屋子裡的陳設與她在阿爾卑斯山下的別墅群中的差不多,連地毯的樣式都類似。
花瓶里插著的,是新鮮的桂花,滿屋飄著淡淡的花香。
別墅的管家是個西洋人,約莫四五十歲的樣子,戴著副黑邊框眼鏡,恭謹得像個機器人。
「夫人,我領您去房間。」他會說中文,流利又通順。
聽到管家的話,林時音第一反應是抬頭看身旁的男人,她擰眉:「你沒有與別墅里的人說,我們只是合作關係嗎?」
因為這個稱呼,林時音神色不悅。薄承御在商場這麼多年,察言觀色於他來說只是一個眼神的時間。
他與管家吩咐:「叫時小姐。」
管家點頭,又重新說了一遍:「時小姐,我領您和小少爺去房間。舟車勞頓,您和小少爺先休息一會兒。」
林時音與薄承御說了句謝謝,隨後就跟著管家上了二樓。
原本定好的主臥她沒住,而是選擇了二樓走廊最東端的客房,採光效果還算不錯。
收拾完行禮,大概半小時後。
林時音一面往床邊走,一面笑著逗趴在床上的時九,「小九真乖呀,搬家也不哭鬧,等會兒安娜阿姨做好小米粥,咱們就下去喝粥好嗎?」
說起黛安娜,女人便端著一碗熱乎乎的小米粥進了門。進門時,黛安娜隨手將房門關上。
「剛來這裡,也許應該禮讓三分。」黛安娜將小米粥擺在床頭柜上,從抽屜里拿了一隻時九日常喝的口服劑。
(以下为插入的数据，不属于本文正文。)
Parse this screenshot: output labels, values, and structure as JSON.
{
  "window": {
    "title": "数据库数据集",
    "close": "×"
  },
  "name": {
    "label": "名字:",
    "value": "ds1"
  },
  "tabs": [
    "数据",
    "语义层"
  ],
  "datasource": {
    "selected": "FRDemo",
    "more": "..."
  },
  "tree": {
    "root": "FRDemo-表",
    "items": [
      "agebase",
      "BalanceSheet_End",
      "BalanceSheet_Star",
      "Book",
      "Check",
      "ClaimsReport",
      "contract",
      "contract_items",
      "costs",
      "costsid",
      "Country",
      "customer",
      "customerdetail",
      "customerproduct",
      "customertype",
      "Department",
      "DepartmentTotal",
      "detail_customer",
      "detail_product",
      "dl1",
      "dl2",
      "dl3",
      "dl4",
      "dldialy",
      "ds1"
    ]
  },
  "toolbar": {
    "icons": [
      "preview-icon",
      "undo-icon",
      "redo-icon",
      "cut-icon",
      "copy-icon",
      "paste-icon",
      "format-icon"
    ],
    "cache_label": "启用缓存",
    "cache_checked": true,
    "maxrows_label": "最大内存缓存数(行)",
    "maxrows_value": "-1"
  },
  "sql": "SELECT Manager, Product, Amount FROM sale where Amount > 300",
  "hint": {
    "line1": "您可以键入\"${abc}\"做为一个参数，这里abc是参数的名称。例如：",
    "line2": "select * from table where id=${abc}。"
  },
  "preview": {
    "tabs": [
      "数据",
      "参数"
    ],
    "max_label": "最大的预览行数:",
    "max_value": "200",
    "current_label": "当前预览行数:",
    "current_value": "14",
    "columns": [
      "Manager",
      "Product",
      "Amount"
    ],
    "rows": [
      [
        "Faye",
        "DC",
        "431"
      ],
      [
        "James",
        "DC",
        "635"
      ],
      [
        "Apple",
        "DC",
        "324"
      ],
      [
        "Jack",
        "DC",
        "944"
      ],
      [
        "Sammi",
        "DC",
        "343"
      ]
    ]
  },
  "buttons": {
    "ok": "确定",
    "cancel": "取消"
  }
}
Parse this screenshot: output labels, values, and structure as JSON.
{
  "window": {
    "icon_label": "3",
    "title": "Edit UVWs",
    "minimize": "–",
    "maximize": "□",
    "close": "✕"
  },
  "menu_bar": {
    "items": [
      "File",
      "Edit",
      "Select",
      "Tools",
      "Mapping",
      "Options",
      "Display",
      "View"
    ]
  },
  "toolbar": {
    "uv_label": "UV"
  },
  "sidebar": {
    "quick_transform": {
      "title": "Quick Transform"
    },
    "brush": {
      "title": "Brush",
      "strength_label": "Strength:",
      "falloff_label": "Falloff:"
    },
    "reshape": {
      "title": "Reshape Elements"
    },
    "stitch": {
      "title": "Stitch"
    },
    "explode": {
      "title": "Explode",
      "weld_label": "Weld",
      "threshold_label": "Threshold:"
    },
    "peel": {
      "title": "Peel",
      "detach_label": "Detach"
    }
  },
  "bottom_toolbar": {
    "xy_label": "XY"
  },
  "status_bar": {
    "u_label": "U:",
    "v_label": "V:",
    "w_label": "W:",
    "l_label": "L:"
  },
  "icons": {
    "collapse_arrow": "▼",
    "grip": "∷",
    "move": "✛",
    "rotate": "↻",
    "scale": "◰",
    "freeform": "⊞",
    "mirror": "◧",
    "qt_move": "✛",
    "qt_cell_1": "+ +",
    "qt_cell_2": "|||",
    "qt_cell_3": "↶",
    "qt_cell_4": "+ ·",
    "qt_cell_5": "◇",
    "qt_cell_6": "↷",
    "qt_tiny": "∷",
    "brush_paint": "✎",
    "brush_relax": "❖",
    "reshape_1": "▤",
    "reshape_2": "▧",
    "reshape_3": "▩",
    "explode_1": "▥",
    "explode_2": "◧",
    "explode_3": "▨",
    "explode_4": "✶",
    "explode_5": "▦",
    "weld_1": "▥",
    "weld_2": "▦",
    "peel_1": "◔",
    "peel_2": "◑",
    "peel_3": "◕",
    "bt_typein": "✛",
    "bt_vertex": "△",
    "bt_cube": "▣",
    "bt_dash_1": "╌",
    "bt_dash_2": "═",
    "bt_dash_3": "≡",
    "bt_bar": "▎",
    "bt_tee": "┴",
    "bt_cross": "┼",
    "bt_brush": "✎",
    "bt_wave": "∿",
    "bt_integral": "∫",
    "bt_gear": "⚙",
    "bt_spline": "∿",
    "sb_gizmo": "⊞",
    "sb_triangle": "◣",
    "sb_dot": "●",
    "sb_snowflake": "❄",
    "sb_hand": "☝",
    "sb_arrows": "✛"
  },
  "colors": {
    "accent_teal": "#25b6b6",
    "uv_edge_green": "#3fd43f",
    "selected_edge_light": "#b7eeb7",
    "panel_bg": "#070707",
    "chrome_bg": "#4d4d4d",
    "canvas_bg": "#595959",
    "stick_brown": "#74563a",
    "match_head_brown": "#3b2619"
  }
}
「以前都是我在讓步,讓了那麼些年,我也明白了道理。」林時音坐在床畔,將時九抱起來,給他換衣服。「他選擇我,是為了我的身份。我答應他的選擇,是為了能站得更穩。」
「雖然現階段我還比不上他,但是既然是互相利用,那我們就是平等的。任何我不舒服的,我不想接受的,我就會提出來。」
給時九穿上這件連體的熊貓毛絨衣服,林時音捏了捏熊貓的耳朵,「好可愛呀~」
她抬頭看黛安娜,笑道:「你是覺得我態度過於強硬,他會生氣是嗎?」
黛安娜「嗯」了一聲,點點頭。
對於薄承御這類從小站在金字塔頂端的資本家來說,不容他人反抗辯駁,始終掌握話語權和主動權,已經是他們生了根的本能意識。
林時音也明白這一點,但是她認為:「因為我的態度,也許他會生氣,但是他能忍。我的身份於他來說很重要,是他擴張集團的有力支撐。」
薄承御很能忍,這一點林時音明白得很晚。
他的野心足以讓他忍受許多常人不能忍受的事,比方說假裝愛她,比如說在假裝愛她的基礎上,用命去保護她。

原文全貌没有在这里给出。